The app lets you determine how you’re feeling at that moment both physically
and mentally, then has you choose five feelings that you’re currently experiencing (each have their own emoji representing them too!). From there, they give a recommended list of activities for you to try for a bit, but you can always explore all the activities if the ones they suggest aren’t right for you. You aren’t limited to this list forever either; every time you check-in to see how you’re doing, SBT will give you a new list if how you’re feeling is different than before.

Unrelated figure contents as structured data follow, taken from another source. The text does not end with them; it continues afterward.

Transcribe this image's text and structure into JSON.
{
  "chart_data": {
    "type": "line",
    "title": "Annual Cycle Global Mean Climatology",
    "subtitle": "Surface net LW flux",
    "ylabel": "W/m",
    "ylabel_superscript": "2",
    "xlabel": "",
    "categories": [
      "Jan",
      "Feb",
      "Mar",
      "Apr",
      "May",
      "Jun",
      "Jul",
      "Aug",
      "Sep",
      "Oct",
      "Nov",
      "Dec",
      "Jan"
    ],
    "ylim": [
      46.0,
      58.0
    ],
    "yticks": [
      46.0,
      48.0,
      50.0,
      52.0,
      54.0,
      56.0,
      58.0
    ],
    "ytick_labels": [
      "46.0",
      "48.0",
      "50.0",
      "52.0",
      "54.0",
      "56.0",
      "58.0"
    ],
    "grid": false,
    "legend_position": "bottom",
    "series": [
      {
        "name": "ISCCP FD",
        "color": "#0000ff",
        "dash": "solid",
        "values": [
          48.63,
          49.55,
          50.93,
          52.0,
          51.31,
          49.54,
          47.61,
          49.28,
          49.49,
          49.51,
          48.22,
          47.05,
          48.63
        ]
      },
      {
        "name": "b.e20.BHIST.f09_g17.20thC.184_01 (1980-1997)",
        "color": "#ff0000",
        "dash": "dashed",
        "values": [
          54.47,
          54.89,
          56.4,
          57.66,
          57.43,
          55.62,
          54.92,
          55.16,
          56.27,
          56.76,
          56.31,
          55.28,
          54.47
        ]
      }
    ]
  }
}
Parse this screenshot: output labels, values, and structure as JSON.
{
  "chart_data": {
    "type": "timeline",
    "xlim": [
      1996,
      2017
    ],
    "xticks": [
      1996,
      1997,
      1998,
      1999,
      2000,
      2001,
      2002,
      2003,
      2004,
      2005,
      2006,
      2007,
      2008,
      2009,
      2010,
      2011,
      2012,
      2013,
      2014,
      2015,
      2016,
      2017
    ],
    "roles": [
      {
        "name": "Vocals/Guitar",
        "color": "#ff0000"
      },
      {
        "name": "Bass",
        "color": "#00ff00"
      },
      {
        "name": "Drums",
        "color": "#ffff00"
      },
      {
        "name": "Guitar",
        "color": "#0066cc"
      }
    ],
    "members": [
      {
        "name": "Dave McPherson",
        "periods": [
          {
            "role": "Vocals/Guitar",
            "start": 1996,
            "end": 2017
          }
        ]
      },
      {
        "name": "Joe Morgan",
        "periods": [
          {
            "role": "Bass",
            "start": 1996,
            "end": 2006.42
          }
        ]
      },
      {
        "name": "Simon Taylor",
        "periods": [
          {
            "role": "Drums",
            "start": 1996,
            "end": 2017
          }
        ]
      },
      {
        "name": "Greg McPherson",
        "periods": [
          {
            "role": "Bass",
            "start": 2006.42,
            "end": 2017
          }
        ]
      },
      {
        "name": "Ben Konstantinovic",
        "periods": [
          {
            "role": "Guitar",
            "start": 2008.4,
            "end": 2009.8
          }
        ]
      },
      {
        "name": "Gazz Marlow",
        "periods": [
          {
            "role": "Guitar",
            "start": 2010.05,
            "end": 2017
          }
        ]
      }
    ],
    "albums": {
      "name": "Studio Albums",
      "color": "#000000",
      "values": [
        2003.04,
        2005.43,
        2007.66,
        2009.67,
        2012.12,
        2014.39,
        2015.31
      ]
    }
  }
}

What also truly makes SBT stand out is its corresponding app made for kids between the ages of 5-10. If you have a younger sibling, cousin, or family friend, just to name a few, SBT for Kids may help them gain mindfulness and social-emotional learning (SEL skills). SEL skills are a part of understanding and being strong in emotional intelligence, that is, having more SEL skills helps people understand and process their emotions in a healthy way, and it also helps those understand how others are feeling and makes them more empathetic. The kids’ version includes games and activities that are developmentally appropriate – some of the games require movement, for example, to build up their motor skills.
Because of this, SBT for Kids works as a kind of early intervention (an intervention made to help protect those from issues they may be vulnerable to from happening, such as mental illness). That doesn’t mean that if you’re not under 10 years old that you’re doomed for life because you didn’t develop SEL skills like this when you were younger. Those even in adolescence can practice and learn about mindfulness and SEL, and it’d still be early enough for them to reduce the severity of certain things, like the more dangerous effects of mental illness and the snowball effects that can result.
Do you use mindfulness apps? What do you think about the customizable experience? What do you think about the idea of a mindfulness app for children?